Self-supervised learning has become a popular and effective approach for enhancing time series forecasting, enabling models to learn universal representations from unlabeled data. However, effectively capturing both the global sequence dependence and local detail features within time series data remains challenging. To address this, we propose a novel generative self-supervised method called TimeDART, denoting Diffusion Auto-regressive Transformer for Time series forecasting. In TimeDART, we treat time series patches as basic modeling units. Specifically, we employ an self-attention based Transformer encoder to model the dependencies of inter-patches.

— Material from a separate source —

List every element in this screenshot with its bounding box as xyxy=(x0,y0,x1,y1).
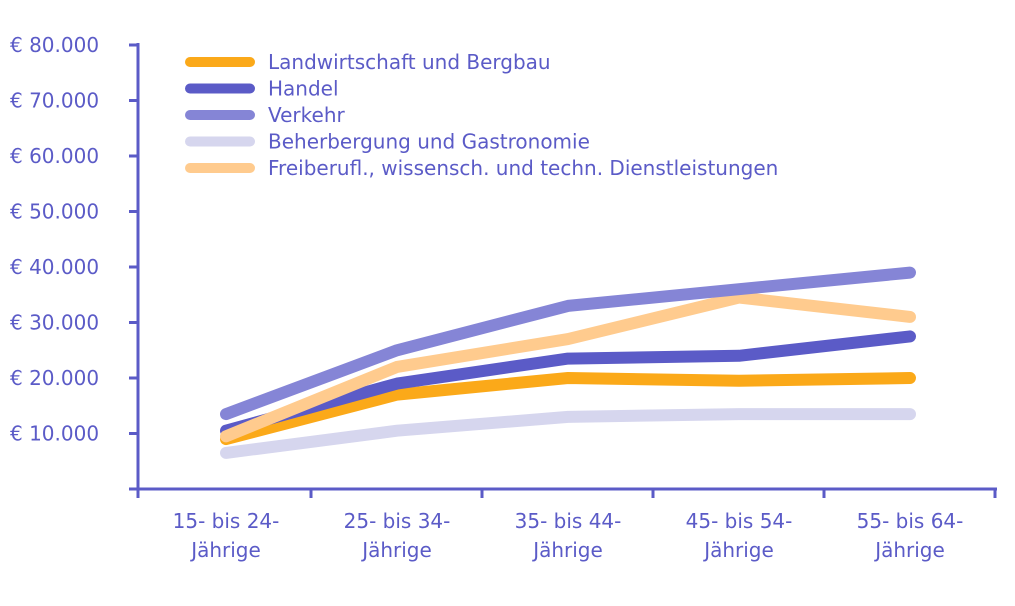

Additionally, we introduce diffusion and denoising mechanisms to capture the detail locality features of intra-patch. Notably, we design a cross-attention-based denoising decoder that allows for adjustable optimization difficulty in the self-supervised task, facilitating more effective self-supervised pre-training. Furthermore, the entire model is optimized in an auto-regressive manner to obtain transferable representations. Extensive experiments demonstrate that TimeDART achieves state-of-the-art fine-tuning performance compared to the most advanced competitive methods in forecasting tasks. Time series forecasting (Harvey, 1990; Hamilton, 2020; Box et al., 2015; Cheng et al., 2024b) is crucial in a wide array of domains, including finance (Black & Scholes, 1973), healthcare (Cheng et al., 2024c), energy management (Zhou et al., 2024). Accurate predictions of future data points could enable better decision-making, resource allocation, and risk management, ultimately leading to significant operational improvements and strategic advantages. Among the various methods developed for time series forecasting (Miller et al., 2024), deep neural networks (Ding et al., 2024; Jin et al., 2023; Cao et al., 2023; Cheng et al., 2024b) have emerged as a popular and effective solution paradigm. To further enhance the performance of time series forecasting, self-supervised learning has become an increasingly popular research paradigm (Nie et al., 2022).